The latest book from "the most despicable philosopher in the West" (Adam Kirsch in the New Republic) considers the new dangers and radical possibilities set in motion by advances in Big Tech.
In recent years, techno-scientific progress has started to utterly transform our world--changing it almost beyond recognition. In this extraordinary new book, renowned philosopher Slavoj Zizek turns to look at the brave new world of Big Tech, revealing how, with each new wave of innovation, we find ourselves moving closer and closer to a bizarrely literal realization of Marx's prediction that "all that is solid melts into air." With the automation of work, the virtualization of money, the dissipation of class communities, and the rise of immaterial, intellectual labor, the global capitalist edifice is beginning to crumble, more quickly than ever before––and it is now on the verge of vanishing entirely.
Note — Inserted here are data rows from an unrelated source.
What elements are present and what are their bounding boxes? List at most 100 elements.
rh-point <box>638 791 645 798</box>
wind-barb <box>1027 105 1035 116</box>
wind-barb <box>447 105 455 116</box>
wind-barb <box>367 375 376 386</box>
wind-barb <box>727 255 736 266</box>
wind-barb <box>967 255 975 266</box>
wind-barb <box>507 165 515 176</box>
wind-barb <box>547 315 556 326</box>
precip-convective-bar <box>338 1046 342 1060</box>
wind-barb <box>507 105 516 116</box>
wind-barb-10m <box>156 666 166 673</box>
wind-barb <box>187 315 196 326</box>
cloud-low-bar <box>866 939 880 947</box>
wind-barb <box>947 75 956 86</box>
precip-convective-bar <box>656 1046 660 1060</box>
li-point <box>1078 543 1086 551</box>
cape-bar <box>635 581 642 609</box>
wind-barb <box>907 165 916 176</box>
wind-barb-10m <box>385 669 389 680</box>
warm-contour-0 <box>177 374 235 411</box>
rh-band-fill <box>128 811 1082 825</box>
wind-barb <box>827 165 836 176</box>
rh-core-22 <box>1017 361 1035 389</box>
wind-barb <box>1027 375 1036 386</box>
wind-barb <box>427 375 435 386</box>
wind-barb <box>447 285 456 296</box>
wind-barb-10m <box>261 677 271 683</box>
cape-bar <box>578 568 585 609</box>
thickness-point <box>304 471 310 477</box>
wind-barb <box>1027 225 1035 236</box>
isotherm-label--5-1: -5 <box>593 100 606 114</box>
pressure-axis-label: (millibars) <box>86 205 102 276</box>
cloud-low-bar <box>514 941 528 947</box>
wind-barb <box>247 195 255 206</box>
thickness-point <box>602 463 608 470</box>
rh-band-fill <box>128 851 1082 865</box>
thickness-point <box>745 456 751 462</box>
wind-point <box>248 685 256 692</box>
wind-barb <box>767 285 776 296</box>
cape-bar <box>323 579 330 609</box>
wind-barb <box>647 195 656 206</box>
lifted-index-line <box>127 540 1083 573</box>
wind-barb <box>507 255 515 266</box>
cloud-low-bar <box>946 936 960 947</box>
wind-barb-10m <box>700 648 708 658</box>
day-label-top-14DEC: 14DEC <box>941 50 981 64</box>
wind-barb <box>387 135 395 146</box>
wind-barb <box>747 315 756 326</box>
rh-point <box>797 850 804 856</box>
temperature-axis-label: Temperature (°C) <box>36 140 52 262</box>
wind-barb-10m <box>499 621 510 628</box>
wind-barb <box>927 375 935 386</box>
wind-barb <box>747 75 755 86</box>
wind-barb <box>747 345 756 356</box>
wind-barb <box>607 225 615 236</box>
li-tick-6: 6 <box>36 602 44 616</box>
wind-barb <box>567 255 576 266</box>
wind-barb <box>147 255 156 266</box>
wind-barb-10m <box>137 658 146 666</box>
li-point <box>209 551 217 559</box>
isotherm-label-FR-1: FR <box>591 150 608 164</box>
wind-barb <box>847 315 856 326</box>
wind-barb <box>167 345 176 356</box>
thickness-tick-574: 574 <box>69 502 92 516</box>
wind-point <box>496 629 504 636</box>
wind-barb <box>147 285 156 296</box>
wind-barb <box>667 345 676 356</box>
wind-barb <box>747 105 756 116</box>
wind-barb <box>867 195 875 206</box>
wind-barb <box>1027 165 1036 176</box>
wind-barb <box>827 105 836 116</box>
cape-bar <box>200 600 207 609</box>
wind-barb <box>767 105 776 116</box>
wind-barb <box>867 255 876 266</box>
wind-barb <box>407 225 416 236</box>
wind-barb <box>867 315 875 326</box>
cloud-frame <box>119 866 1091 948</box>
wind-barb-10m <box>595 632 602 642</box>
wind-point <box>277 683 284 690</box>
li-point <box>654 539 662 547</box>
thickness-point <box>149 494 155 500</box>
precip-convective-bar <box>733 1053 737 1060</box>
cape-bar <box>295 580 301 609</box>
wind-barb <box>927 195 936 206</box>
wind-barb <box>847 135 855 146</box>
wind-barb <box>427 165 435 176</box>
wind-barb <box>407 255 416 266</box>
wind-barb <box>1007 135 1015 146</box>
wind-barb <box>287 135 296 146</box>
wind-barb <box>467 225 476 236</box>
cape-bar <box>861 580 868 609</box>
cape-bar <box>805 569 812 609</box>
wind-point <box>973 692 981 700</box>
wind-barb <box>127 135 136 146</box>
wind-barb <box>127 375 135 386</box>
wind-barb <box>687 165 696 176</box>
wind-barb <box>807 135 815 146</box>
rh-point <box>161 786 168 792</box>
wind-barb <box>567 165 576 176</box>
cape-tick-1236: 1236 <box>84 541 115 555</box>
But what will come next? Against a backdrop of constant socio-technological upheaval, how could any kind of authentic change take place? In such a context, Zizek argues, there can be no great social triumph--because lasting revolution has already come into the scene, like a thief in broad daylight, stealing into sight right before our very eyes. What we must do now is wake up and see it.
Urgent as ever, Like a Thief in Broad Daylight illuminates the new dangers as well as the radical possibilities thrown up by today's technological and scientific advances, and their electrifying implications for us all.